The code of paper "BASeg: Boundary Aware Semantic Segmentation for Autonomous Driving"

Introduction

This repository is a official PyTorch implementation for semantic segmentation.

Usage

  1. Requirement:

    • Hardware: 4-8 GPUs (better with >=11G GPU memory)
    • Software: PyTorch>=1.1.0, Python3, tensorboardX
  2. Clone the repository:

    git clone git@github.com:YangParky/BASeg.git
  3. Data preparation

    • Download related datasets (ADE20K, Cityscapes, CamVid) and symlink the paths to them as follows (you can alternatively modify the relevant paths specified in folder config):

    • To boost the slow speed of the training, you're supposed to prepare the boundary ground truth from here.

    • The directory structure is the standard layout for the torchvision

      /Dataset/
      ADE20K/
       Scene-Parsing/
          ADEChallengeData2016/
            images/
            bound/
            annotations/
      Cityscapes/
       bound/
       gtFine/
       leftImg8bit/
      CamVid/
       bound/
       CamVid_Label/
       CamVid_RGB/
      /Model
      /Project
      /BASeg/
  4. Train:

    • Download ImageNet pre-trained models and put them under folder model for weight initialization.
    • For full traning: ADE20K:
      sh tools/trainade.sh ade20k baseg101

      Cityscapes:

      sh tools/traincityscapes.sh cityscapes baseg101

      CamVid:

      sh tools/traincamvid.sh camvid baseg101
  5. Test:

    • Download trained segmentation models and put them under folder specified in config or modify the specified paths.

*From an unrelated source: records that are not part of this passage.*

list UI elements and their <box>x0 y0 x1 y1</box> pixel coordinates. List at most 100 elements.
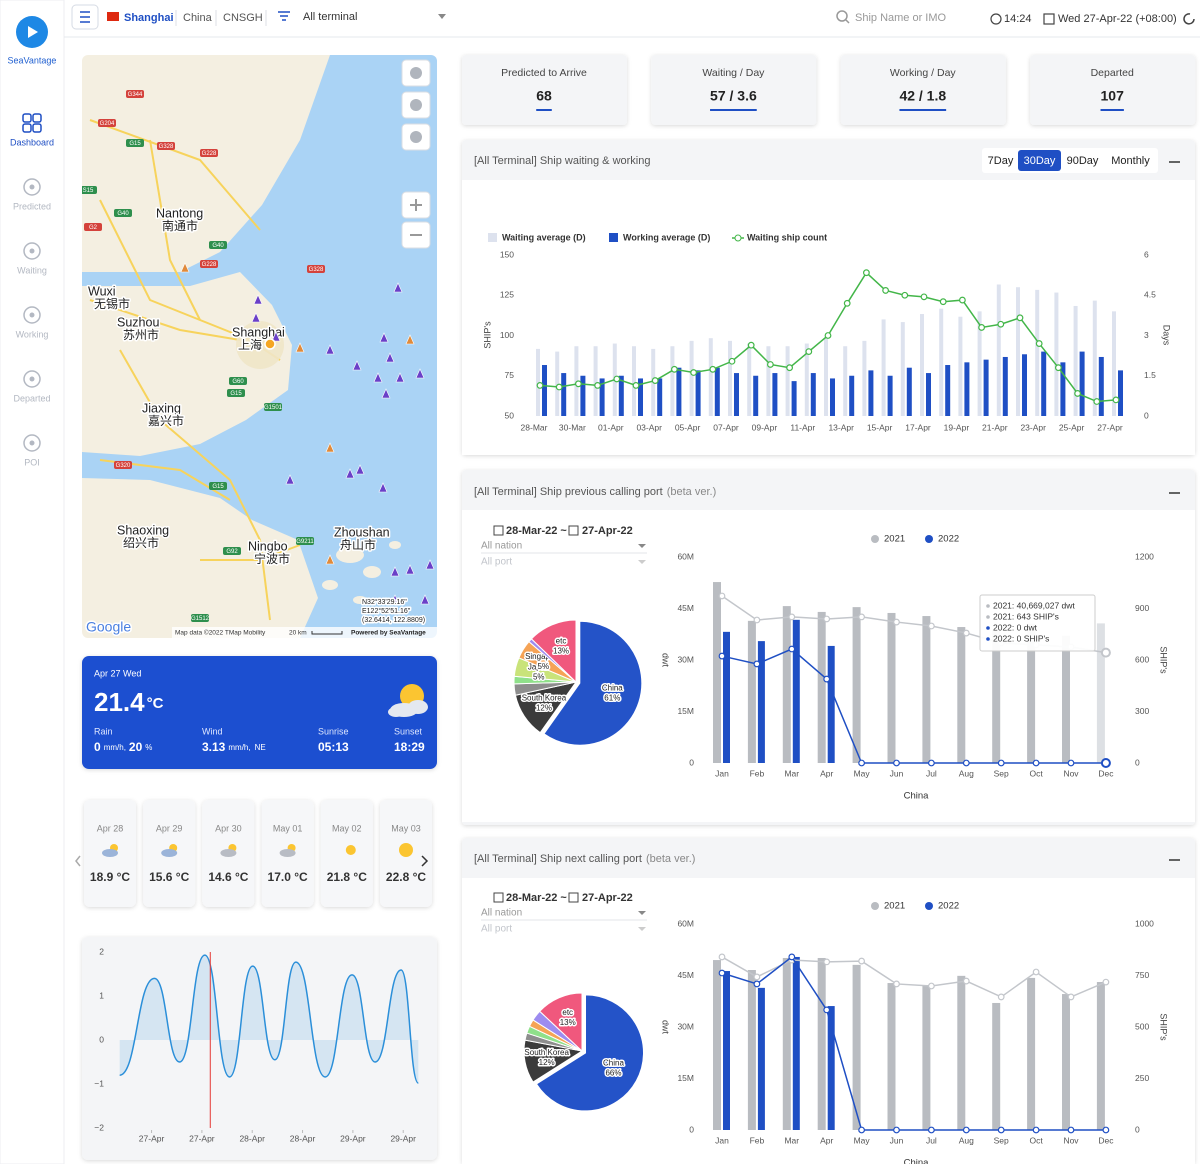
nav-item[interactable]: Dashboard <box>10 113 54 147</box>
forecast-icon-sun <box>345 845 356 855</box>
x-tick-label: Jan <box>715 1135 729 1145</box>
map-attribution-bar <box>172 627 437 638</box>
nav-item[interactable]: Departed <box>13 370 51 403</box>
road-label: G40 <box>117 211 129 217</box>
bar <box>824 338 828 416</box>
line-point <box>997 320 1005 328</box>
range-button[interactable]: 30Day <box>1024 155 1056 167</box>
ship-marker <box>271 331 281 342</box>
x-tick-label: 05-Apr <box>675 422 701 432</box>
nav-item[interactable]: Waiting <box>17 242 47 275</box>
nav-label[interactable]: Waiting <box>17 265 47 275</box>
range-button[interactable]: Monthly <box>1111 155 1150 167</box>
ship-marker <box>378 482 388 493</box>
nation-select[interactable]: All nation <box>481 908 522 919</box>
map-road <box>89 119 261 231</box>
road-shield <box>307 265 325 273</box>
search-input[interactable]: Ship Name or IMO <box>855 12 947 24</box>
bar <box>1096 982 1105 1130</box>
bar <box>1027 977 1036 1130</box>
bar <box>958 316 963 416</box>
bar <box>992 1002 1001 1130</box>
line-point <box>978 324 985 331</box>
nation-select[interactable]: All nation <box>481 541 522 552</box>
road-shield <box>223 547 241 555</box>
road-shield <box>296 537 314 545</box>
road-shield <box>209 482 227 490</box>
line-point <box>843 299 851 307</box>
chart-title: [All Terminal] Ship waiting & working <box>474 155 650 167</box>
ships-point <box>997 993 1005 1001</box>
nav-item[interactable]: Working <box>16 306 49 339</box>
forecast-temp: 21.8 °C <box>327 870 367 884</box>
line-point <box>594 382 601 389</box>
forecast-icon-cloud <box>279 849 296 857</box>
bar <box>926 373 931 416</box>
map-land <box>82 478 318 638</box>
legend-swatch <box>871 535 879 543</box>
map-road <box>119 349 271 621</box>
road-label: G328 <box>159 144 174 150</box>
bar <box>792 956 800 1130</box>
map-island <box>389 541 401 549</box>
city-local-name: 南通市 <box>162 218 198 233</box>
range-button[interactable]: 90Day <box>1067 155 1099 167</box>
line-point <box>555 383 563 391</box>
port-select[interactable]: All port <box>481 924 512 935</box>
search-icon <box>836 10 848 22</box>
ships-point <box>1067 1126 1075 1134</box>
forecast-date: May 01 <box>273 823 303 833</box>
bar <box>977 311 982 416</box>
ships-point <box>1032 759 1040 767</box>
bar <box>695 370 701 416</box>
range-button[interactable]: 7Day <box>988 155 1014 167</box>
bar <box>1118 370 1123 416</box>
nav-icon-dot <box>29 440 35 446</box>
nav-label[interactable]: Dashboard <box>10 137 54 147</box>
pie-label: China <box>602 684 623 693</box>
nav-item[interactable]: POI <box>23 434 41 467</box>
y-tick-label: 125 <box>500 290 514 300</box>
bar <box>747 343 752 416</box>
terminal-select[interactable]: All terminal <box>303 11 357 23</box>
nav-icon <box>22 123 32 133</box>
rain-part: % <box>145 743 152 752</box>
ships-line <box>721 648 1106 764</box>
port-select[interactable]: All port <box>481 557 512 568</box>
bar <box>676 367 682 416</box>
nav-label[interactable]: Predicted <box>13 201 51 211</box>
ship-marker <box>355 464 365 475</box>
bar <box>957 975 966 1130</box>
pie-label: etc <box>562 1008 573 1017</box>
pie-slice <box>543 620 643 746</box>
dropdown-caret <box>638 544 646 548</box>
port-code: CNSGH <box>223 12 263 24</box>
bar <box>996 284 1001 416</box>
nav-icon-dot <box>29 312 35 318</box>
nav-label[interactable]: Working <box>16 329 49 339</box>
ship-marker <box>405 334 415 345</box>
legend-label: Working average (D) <box>623 232 710 242</box>
date: Wed 27-Apr-22 (+08:00) <box>1058 13 1177 25</box>
tide-line <box>119 954 420 1084</box>
nav-label[interactable]: POI <box>24 457 40 467</box>
road-label: G40 <box>212 243 224 249</box>
forecast-prev[interactable] <box>75 855 81 867</box>
forecast-icon-sun <box>399 843 413 857</box>
nav-label[interactable]: Departed <box>13 393 50 403</box>
nav-icon <box>22 113 32 123</box>
pie-value-label: 5% <box>538 662 550 671</box>
weather-temp-part: 21.4 <box>94 687 145 717</box>
x-tick-label: Jun <box>890 1135 904 1145</box>
road-shield <box>200 260 218 268</box>
pie-value-label: 12% <box>536 703 552 712</box>
ships-point <box>788 645 796 653</box>
bar <box>852 607 861 763</box>
forecast-next[interactable] <box>421 855 429 867</box>
nav-item[interactable]: Predicted <box>13 178 51 211</box>
road-label: S15 <box>83 188 94 194</box>
refresh-icon[interactable] <box>1183 13 1195 25</box>
port-name: Shanghai <box>124 12 174 24</box>
bar <box>830 378 835 416</box>
ship-marker <box>285 474 295 485</box>
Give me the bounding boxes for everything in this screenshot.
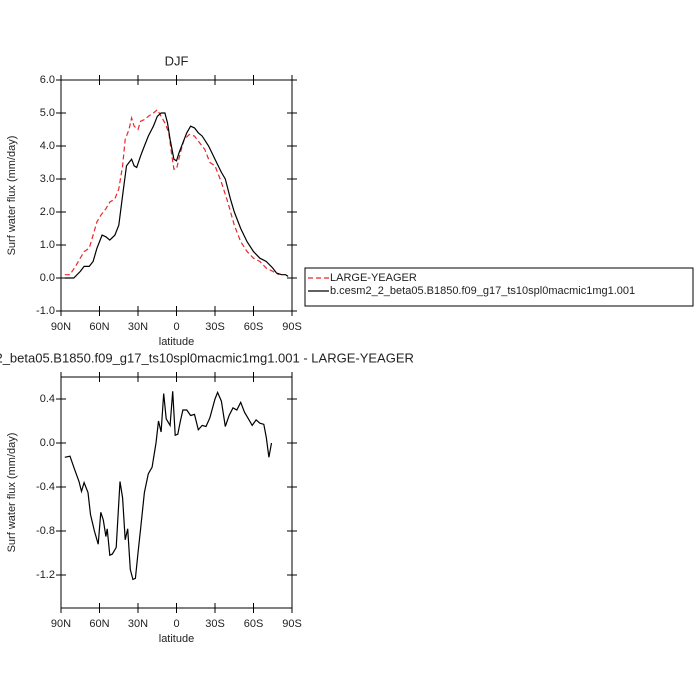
y-tick-label: 3.0 [40, 173, 55, 185]
x-tick-label: 90S [282, 321, 302, 333]
data-line [64, 108, 280, 276]
plot-frame [60, 79, 293, 312]
y-tick-label: 5.0 [40, 107, 55, 119]
x-tick-label: 60N [89, 321, 109, 333]
legend-label: LARGE-YEAGER [330, 272, 417, 284]
y-axis-label: Surf water flux (mm/day) [6, 136, 18, 256]
y-axis-label: Surf water flux (mm/day) [6, 433, 18, 553]
y-tick-label: -0.8 [36, 525, 55, 537]
x-tick-label: 90N [51, 321, 71, 333]
plot-frame [60, 376, 293, 609]
x-tick-label: 60S [244, 321, 264, 333]
y-tick-label: 2.0 [40, 206, 55, 218]
chart-title: DJF [165, 53, 189, 68]
x-tick-label: 60N [89, 618, 109, 630]
y-tick-label: -1.2 [36, 569, 55, 581]
x-axis-label: latitude [159, 633, 194, 645]
y-tick-label: 1.0 [40, 239, 55, 251]
legend-label: b.cesm2_2_beta05.B1850.f09_g17_ts10spl0m… [330, 285, 635, 297]
x-tick-label: 30N [128, 321, 148, 333]
x-tick-label: 60S [244, 618, 264, 630]
x-tick-label: 90S [282, 618, 302, 630]
x-axis-label: latitude [159, 336, 194, 348]
data-line [64, 390, 273, 581]
chart-title: b.cesm2_2_beta05.B1850.f09_g17_ts10spl0m… [0, 350, 414, 365]
legend-frame [304, 267, 694, 307]
x-tick-label: 90N [51, 618, 71, 630]
x-tick-label: 30S [205, 321, 225, 333]
x-tick-label: 0 [173, 618, 179, 630]
data-line [64, 112, 289, 279]
y-tick-label: 4.0 [40, 140, 55, 152]
y-tick-label: -0.4 [36, 481, 55, 493]
x-tick-label: 30N [128, 618, 148, 630]
y-tick-label: 0.4 [40, 393, 55, 405]
y-tick-label: 0.0 [40, 272, 55, 284]
x-tick-label: 30S [205, 618, 225, 630]
y-tick-label: 6.0 [40, 74, 55, 86]
x-tick-label: 0 [173, 321, 179, 333]
y-tick-label: -1.0 [36, 305, 55, 317]
y-tick-label: 0.0 [40, 437, 55, 449]
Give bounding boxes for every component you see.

    • For full testing (get listed performance): Validation on ADE20K

      sh tools/testade.sh ade20k baseg101

      Test on Cityscapes

      sh tools/testcityscapes.sh cityscapes baseg101

      Validation on CamVid

      sh tools/testcamvid.sh camvid baseg101
    • For boundary evaluation: Evaluation on boundary F1_score

      python util/f_boundary.py

      Evaluation on interior F1_score

      python util/f_interior.py

Citation

If you find the code or trained models useful, please consider citing:

@article{xiao2023baseg,
  title={BASeg: Boundary aware semantic segmentation for autonomous driving},
  author={Xiao, Xiaoyang and Zhao, Yuqian and Zhang, Fan and Luo, Biao and Yu, Lingli and Chen, Baifan and Yang, Chunhua},
  journal={Neural Networks},
  volume={157},
  pages={460--470},
  year={2023},
  publisher={Elsevier}
}

Acknowledgement

The code is from the first author of semseg.

License

This repository is released under MIT License (see LICENSE file for details).